For the purpose of this subpart:

(a) Except as provided below, the general definitions, abbreviations, and methods of analysis set forth in 40 CFR part 401 shall apply to this subpart.

(b) The term “onshore” shall mean all land areas landward of the inner boundary of the territorial seas as defined in 40 CFR 125.1(gg).

(c) The term “well” shall means crude oil producing wells and shall not include gas wells or wells injecting water for disposal or for enchanced recovery of oil or gas.

(d) The term “gas well” shall mean any well which produces natural gas in a ratio to the petroleum liquids produced greater than 15,000 cubic feet of gas per 1 barrel (42 gallons) of petroleum liquids.

Subpart G—General Provisions

§435.70   Applicability.

(a) Purpose. This subpart is intended to prevent oil and gas facilities, for which effluent limitations guidelines and standards, new source performance standards, or pretreatment standards have been promulgated under this part, from circumventing the effluent limitations guidelines and standards applicable to those facilities by moving effluent produced in one subcategory to another subcategory for disposal under less stringent requirements than intended by this part.

(b) Applicability. The effluent limitations and standards applicable to an oil and gas facility shall be determined as follows:

(1) An Oil and Gas facility, operator, or its agent or contractor may move its wastewaters from a facility located in one subcategory to another subcategory for treatment and return it to a location covered by the original subcategory for disposal. In such case, the effluent limitations guidelines, new source performance standards, or pretreatment standards for the original subcategory apply.

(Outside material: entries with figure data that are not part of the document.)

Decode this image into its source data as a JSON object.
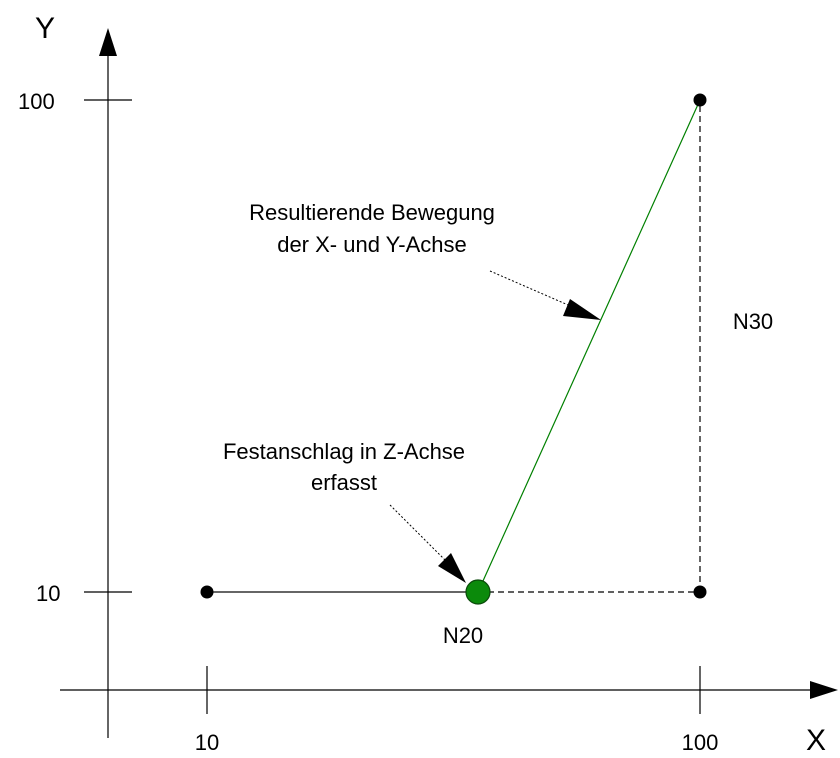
{
  "axes": {
    "x_label": "X",
    "y_label": "Y",
    "x_ticks": [
      "10",
      "100"
    ],
    "y_ticks": [
      "10",
      "100"
    ]
  },
  "points": {
    "start": {
      "x": 10,
      "y": 10
    },
    "n20": {
      "x": 60,
      "y": 10
    },
    "corner": {
      "x": 100,
      "y": 10
    },
    "end": {
      "x": 100,
      "y": 100
    }
  },
  "labels": {
    "n20": "N20",
    "n30": "N30",
    "resultant_line1": "Resultierende Bewegung",
    "resultant_line2": "der X- und Y-Achse",
    "stop_line1": "Festanschlag in Z-Achse",
    "stop_line2": "erfasst"
  },
  "colors": {
    "path": "#0a0a0a",
    "resultant": "#008000",
    "n20_point": "#0b8a0b",
    "annotation_arrow": "#000000"
  }
}
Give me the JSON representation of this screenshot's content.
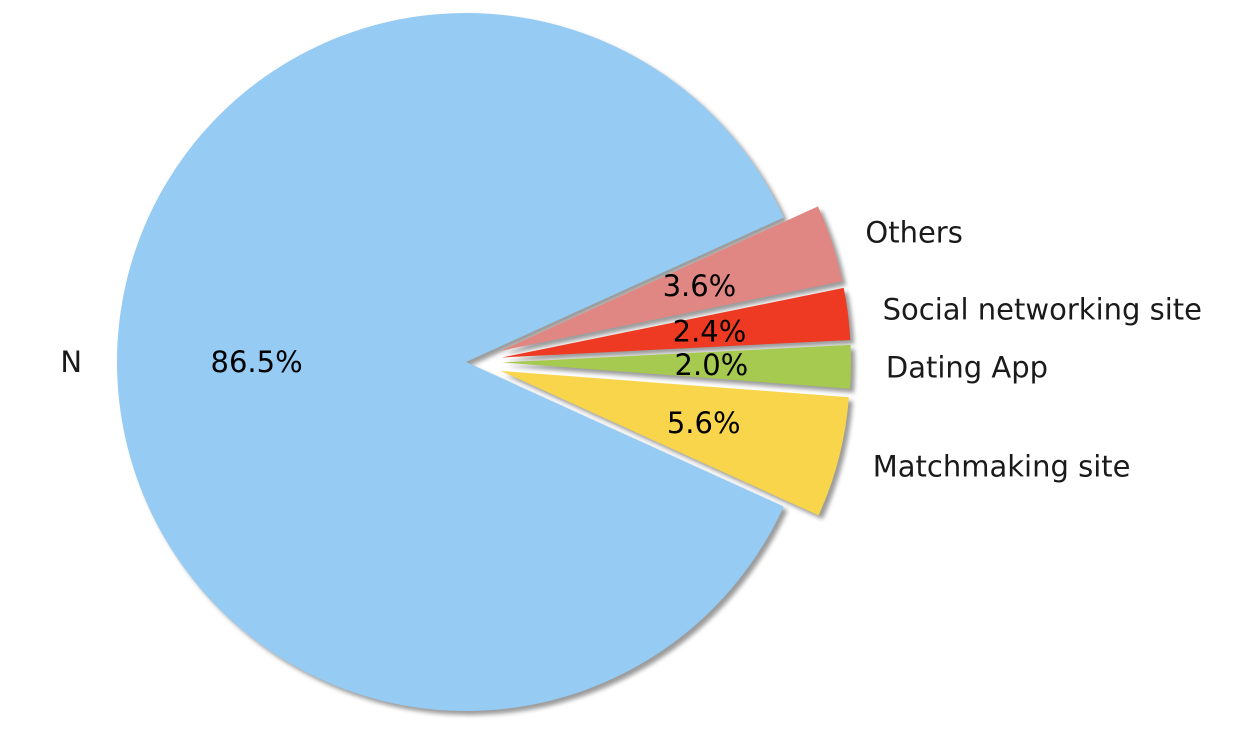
{
  "chart_data": {
    "type": "pie",
    "title": "",
    "shadow": true,
    "slices": [
      {
        "label": "N",
        "value": 86.5,
        "pct_label": "86.5%",
        "color": "#96cbf3",
        "exploded": false
      },
      {
        "label": "Matchmaking site",
        "value": 5.6,
        "pct_label": "5.6%",
        "color": "#f8d54a",
        "exploded": true
      },
      {
        "label": "Dating App",
        "value": 2.0,
        "pct_label": "2.0%",
        "color": "#a6c94f",
        "exploded": true
      },
      {
        "label": "Social networking site",
        "value": 2.4,
        "pct_label": "2.4%",
        "color": "#ee3a23",
        "exploded": true
      },
      {
        "label": "Others",
        "value": 3.6,
        "pct_label": "3.6%",
        "color": "#e08783",
        "exploded": true
      }
    ]
  }
}
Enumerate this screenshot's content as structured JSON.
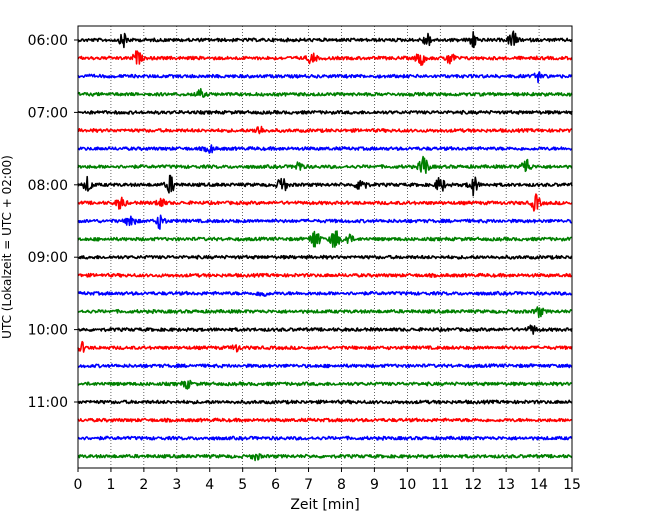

(2) An Oil and Gas facility, operator, or its agent or contractor may move its wastewaters from a facility located in one subcategory to another subcategory for disposal or treatment and disposal, provided:

(i) If an Oil and Gas facility, operator or its agent or contractor moves wastewaters from a wellhead located in one subcategory to another subcategory where oil and gas facilities are governed by less stringent effluent limitations guidelines, new source performance standards, or pretreatment standards, the more stringent effluent limitations guidelines, new source performance standards, or pretreatment standards applicable to the subcategory where the wellhead is located shall apply.

(ii) If an Oil and Gas facility, operator or its agent moves effluent from a wellhead located in one subcategory to another subcategory where oil and gas facilities are governed by more stringent effluent limitations guidelines, new source performance standards, or pretreatment standards, the more stringent effluent limitations guidelines, new source performance standards, or pretreatment standards applicable at the point of discharge shall apply.